A Palazzo Madama non era ancora ultimato il primo voto di fiducia al governo Conte 2 e già il Pd era riunito a discettare di legge elettorale. Non è uno scherzo, è solo lo stato dell’arte. Come se fosse la priorità del Paese. Era nell’aria che sarebbe finita così. D’altro canto, i patti erano chiari: noi diamo il via libera al taglio dei parlamentari e voi appoggiate la riforma del sistema di voto. In chiave, proporzionale, va da sé. Nel primo pomeriggio l’annuncio era stato fatto dal renzianissimo capogruppo del Senato, Andrea Marcucci: "Stasera inizieremo a elaborare la nostra proposta sulla legge elettorale". Non c’è ancora un testo, è vero. Fatto sta che il ritorno alla "proporzionale" che sa tanto di Prima Repubblica, di governi balneari, di convergenze parallele, e via dicendo, è il must di questo inizio di legislatura.

In principio di giornata qualcuno aveva fatto filtrare che la riunione avrebbe coinvolto tutta la maggioranza. Dunque, anche i cinquestelle. Ma il tentativo è stato stoppato dalle truppe di Luigi Di Maio, e rinviato ai prossimi giorni. Anche perché sussurra un pentastellato nel Salone Garibaldi del Senato, "così diamo l’ennesimo assist a Salvini che non a caso oggi nel suo intervento di cosa ha parlato? Di inciucio per tornare al proporzionale". Tuttavia il treno è già partito. Ed ecco che nella riunione dei democratici – presenti Dario Franceschini, Andrea Giorgis, e i capigruppo Andrea Marcucci e Graziano Delrio – ufficialmente l’oggetto riguarda le riforme costituzionali che dovranno accompagnare il taglio dei parlamentari. L’obiettivo dei democratici è quello di trasformare questa nuova maggioranza in una coalizione costituente. Apportando una serie di modifica alla Carta Costituzionale in cinque punti: l’introduzione della sfiducia costruttiva, la riduzione del numero dei delegati regionali che partecipano all’elezione del presidente della Repubblica, la partecipazione dei governatori all’Assemblea di Palazzo Madama quando vengono discusse norme riguardanti le regione, e infine la parificazione di elettorato attivo e passivo fra i due rami del Parlamento(18 anni per votare, 25 per essere eletti) e poi ancora il voto di fiducia in sede congiunta.

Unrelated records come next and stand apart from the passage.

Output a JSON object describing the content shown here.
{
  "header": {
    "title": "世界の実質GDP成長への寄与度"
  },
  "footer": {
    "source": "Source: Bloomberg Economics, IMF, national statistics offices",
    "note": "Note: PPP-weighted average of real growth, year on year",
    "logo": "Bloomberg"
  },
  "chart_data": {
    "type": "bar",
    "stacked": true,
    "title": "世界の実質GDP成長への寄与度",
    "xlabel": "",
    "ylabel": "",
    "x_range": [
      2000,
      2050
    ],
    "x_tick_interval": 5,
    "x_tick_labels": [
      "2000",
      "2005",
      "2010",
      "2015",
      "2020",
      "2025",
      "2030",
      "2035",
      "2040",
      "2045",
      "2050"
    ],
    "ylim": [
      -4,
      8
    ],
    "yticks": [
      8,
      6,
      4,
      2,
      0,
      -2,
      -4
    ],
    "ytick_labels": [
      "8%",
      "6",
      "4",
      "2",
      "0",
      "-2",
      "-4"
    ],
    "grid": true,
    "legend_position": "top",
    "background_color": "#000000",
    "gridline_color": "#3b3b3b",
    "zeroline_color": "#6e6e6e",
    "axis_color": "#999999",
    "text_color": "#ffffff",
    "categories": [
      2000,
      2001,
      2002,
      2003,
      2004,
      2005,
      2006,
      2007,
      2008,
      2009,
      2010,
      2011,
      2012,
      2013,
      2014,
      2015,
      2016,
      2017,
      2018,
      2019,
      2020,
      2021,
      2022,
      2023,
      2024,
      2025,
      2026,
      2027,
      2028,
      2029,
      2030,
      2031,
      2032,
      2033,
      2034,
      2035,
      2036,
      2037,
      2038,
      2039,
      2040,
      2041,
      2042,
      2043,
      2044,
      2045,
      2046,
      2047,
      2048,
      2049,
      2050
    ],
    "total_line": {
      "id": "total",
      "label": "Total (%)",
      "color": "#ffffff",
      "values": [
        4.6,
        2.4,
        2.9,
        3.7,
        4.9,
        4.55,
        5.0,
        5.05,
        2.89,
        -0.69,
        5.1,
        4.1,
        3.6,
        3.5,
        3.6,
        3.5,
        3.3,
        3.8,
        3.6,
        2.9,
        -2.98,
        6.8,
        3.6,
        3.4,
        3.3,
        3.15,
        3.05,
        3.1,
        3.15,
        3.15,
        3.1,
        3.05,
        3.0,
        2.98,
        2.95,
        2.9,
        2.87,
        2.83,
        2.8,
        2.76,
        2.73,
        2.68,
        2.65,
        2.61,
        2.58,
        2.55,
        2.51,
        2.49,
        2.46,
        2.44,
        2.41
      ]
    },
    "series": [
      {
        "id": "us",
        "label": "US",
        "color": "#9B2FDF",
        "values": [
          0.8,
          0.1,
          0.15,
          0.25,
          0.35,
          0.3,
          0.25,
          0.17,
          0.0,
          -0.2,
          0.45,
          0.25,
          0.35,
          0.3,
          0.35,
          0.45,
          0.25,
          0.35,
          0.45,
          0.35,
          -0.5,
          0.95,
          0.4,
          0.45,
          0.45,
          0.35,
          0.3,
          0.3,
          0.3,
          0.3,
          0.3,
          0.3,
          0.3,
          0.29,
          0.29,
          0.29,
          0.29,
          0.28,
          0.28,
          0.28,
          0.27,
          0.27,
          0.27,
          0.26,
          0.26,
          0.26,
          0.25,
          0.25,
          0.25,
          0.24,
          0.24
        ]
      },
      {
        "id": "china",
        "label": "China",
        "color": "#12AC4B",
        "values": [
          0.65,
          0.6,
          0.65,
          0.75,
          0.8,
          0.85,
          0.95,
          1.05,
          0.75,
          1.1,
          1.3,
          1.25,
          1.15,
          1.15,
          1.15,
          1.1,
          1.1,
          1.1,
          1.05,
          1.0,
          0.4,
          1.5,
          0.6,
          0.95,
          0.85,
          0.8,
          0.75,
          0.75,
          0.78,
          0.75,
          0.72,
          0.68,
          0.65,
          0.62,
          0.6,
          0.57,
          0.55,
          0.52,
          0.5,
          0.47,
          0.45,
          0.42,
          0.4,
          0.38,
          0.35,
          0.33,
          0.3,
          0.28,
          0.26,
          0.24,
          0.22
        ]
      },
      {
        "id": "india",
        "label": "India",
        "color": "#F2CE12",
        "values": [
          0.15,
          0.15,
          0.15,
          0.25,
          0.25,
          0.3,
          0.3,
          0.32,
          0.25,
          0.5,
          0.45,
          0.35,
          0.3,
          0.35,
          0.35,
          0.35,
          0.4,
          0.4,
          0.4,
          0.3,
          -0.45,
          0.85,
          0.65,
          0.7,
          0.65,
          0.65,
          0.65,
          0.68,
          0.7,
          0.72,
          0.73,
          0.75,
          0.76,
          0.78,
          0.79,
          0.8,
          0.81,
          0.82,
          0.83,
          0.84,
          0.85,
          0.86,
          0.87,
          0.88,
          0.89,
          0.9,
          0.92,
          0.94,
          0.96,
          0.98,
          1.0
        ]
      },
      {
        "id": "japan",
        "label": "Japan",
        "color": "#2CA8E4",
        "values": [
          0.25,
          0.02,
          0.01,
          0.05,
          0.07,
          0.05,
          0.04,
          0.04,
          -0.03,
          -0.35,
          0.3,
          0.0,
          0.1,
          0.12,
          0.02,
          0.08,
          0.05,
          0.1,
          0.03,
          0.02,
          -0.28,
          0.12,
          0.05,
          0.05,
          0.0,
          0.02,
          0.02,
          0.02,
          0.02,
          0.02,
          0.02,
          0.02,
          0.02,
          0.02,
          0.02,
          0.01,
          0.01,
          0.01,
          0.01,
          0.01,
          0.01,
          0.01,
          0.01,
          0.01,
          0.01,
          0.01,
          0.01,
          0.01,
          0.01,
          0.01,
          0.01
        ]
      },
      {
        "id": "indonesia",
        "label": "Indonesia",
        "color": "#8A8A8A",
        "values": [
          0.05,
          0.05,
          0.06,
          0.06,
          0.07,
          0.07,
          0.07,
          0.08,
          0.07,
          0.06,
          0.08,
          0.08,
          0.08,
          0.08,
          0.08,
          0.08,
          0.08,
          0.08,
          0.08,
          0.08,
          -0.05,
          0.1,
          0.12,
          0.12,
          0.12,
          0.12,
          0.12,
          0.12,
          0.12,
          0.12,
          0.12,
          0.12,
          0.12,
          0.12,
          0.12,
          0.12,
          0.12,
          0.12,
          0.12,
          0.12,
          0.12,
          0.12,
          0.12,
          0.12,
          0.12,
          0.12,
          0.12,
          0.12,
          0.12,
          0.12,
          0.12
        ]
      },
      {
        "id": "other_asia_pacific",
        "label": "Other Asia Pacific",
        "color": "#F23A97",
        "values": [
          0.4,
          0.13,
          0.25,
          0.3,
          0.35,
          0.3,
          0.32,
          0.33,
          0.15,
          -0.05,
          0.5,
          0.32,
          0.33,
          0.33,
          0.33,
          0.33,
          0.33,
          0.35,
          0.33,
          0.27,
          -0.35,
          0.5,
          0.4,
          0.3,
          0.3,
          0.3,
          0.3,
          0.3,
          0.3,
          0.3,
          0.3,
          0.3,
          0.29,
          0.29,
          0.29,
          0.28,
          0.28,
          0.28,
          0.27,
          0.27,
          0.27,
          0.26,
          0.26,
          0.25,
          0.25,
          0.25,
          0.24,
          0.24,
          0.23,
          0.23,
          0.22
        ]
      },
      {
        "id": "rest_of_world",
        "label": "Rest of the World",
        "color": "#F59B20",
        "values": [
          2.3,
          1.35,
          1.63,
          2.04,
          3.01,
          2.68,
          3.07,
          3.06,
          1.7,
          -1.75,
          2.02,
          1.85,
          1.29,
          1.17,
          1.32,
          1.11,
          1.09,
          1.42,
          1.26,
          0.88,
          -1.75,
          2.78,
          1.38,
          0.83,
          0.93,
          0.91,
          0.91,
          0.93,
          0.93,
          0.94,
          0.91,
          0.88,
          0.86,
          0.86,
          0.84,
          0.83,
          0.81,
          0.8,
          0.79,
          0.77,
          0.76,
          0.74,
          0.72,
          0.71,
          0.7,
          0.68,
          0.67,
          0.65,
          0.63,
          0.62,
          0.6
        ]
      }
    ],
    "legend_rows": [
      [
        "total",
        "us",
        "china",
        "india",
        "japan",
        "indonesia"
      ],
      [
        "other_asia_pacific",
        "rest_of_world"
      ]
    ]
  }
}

In questo contesto si è fatto il primo focus sulle riforme e in particolare sulla legge elettorale. L’ipotesi più solida in campo è quella del ritorno al proporzionale. "Ma quale proporzionale? Alla spagnola, alla tedesca, un proporzionale puro modello Prima Repubblica?", lamenta un senatore del PD. Tuttavia, ha spiegato Delrio uscendo dal vertice, che in ogni caso il Pd intende concordare con "gli alleati di M5s e Leu" il contenuto e il percorso. Ma prima di ogni cosa il Nazareno dovrà risolvere un problema al suo interno. Perché i padri nobili del Pd, leggi alla voce Prodi e Veltroni, sono assai contrari al proporzionale perché striderebbe con il dna del partito democratico che è nato sull’onda del maggioritario. E allora cosa succederà? Dal Nazareno assicurano che "non si potrà passare con un battito di ciglio dal maggioritario al proporzionale". Si dovranno consumare una serie di passaggi. Non a caso dalle parti del Pd si vocifera già che si potrebbero svolgere una serie di seminari sui sistemi elettorali.